I open the duffel and show her the Chanel peeking through the suits. “Her grandmother’s. I got it back.”

Maeve’s gaze snaps to the dust bag. “You did?”

“It’s hers. I—” My voice thins embarrassingly, so I clear it. “I should’ve stopped her from having to do it in the first place.”

She stares at me for a beat before she reaches under one of the garment bags by her side and unzips it with unnecessary drama. The jacket—the Executive—slides into view, with that impossible shade that makes people go quiet and listen.
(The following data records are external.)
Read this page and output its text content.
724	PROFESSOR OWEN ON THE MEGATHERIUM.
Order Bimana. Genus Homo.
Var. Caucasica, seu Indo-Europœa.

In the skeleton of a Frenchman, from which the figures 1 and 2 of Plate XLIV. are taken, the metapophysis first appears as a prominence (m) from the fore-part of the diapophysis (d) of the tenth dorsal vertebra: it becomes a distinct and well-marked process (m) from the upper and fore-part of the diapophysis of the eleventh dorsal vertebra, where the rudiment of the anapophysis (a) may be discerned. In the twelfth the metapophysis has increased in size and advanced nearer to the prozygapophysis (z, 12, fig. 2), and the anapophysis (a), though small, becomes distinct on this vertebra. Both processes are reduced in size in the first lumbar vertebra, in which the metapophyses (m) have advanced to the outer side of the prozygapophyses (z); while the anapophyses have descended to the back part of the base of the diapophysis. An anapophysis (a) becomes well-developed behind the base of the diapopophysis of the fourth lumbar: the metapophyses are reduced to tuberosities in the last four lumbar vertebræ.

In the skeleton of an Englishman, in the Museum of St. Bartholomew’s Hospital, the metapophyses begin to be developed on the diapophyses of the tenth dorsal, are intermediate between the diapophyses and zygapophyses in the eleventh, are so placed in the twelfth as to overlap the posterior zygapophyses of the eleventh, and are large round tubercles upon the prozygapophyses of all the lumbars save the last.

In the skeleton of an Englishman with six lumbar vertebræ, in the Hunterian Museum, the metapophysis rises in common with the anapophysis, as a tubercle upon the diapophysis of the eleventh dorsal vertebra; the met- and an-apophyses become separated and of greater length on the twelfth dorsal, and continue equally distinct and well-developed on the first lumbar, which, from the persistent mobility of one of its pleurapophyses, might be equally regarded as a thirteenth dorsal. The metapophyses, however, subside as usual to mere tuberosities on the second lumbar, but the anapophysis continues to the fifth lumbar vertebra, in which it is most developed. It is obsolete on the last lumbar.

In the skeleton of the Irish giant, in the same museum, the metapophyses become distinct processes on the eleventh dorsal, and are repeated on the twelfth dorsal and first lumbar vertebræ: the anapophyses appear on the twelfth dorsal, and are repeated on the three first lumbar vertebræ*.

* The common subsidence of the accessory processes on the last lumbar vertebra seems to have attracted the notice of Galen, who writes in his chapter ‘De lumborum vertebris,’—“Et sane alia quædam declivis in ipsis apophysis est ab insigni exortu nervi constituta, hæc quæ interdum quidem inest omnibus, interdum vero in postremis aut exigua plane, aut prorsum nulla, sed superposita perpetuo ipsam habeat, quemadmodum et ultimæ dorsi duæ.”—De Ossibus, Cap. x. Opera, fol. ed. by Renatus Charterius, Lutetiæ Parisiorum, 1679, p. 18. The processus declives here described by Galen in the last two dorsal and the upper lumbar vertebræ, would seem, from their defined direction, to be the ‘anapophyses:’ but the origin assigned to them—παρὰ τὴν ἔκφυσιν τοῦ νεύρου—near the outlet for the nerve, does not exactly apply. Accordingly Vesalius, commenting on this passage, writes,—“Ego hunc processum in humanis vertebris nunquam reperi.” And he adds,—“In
“I think you’re here for this?”

“I’ll buy it.”

She shakes her head. “It has always been hers.”

I run my thumb over the stitching. “She’ll yell at me about rule one.”

“She made you rules?” Maeve laughs, shoving the hanger into my hands. “Noah?”

“Yeah?”

“If you screw this up, I’ll design a collection called King Loser and show it in Times Square.” Her eyes narrow. “And I’ll make sure everyone knows about the inspiration behind it.”

“Deal.” I nod.

“And when you find her, don’t do the whole ‘I need you’ speech. She needs to hear ‘I see you.’ Say sorry like it’s a sentence, not a preamble.”

I nod again. I’ve already started a list in my head that is only apologies.

“And one more thing,” Maeve says. “Our parents called me this morning.”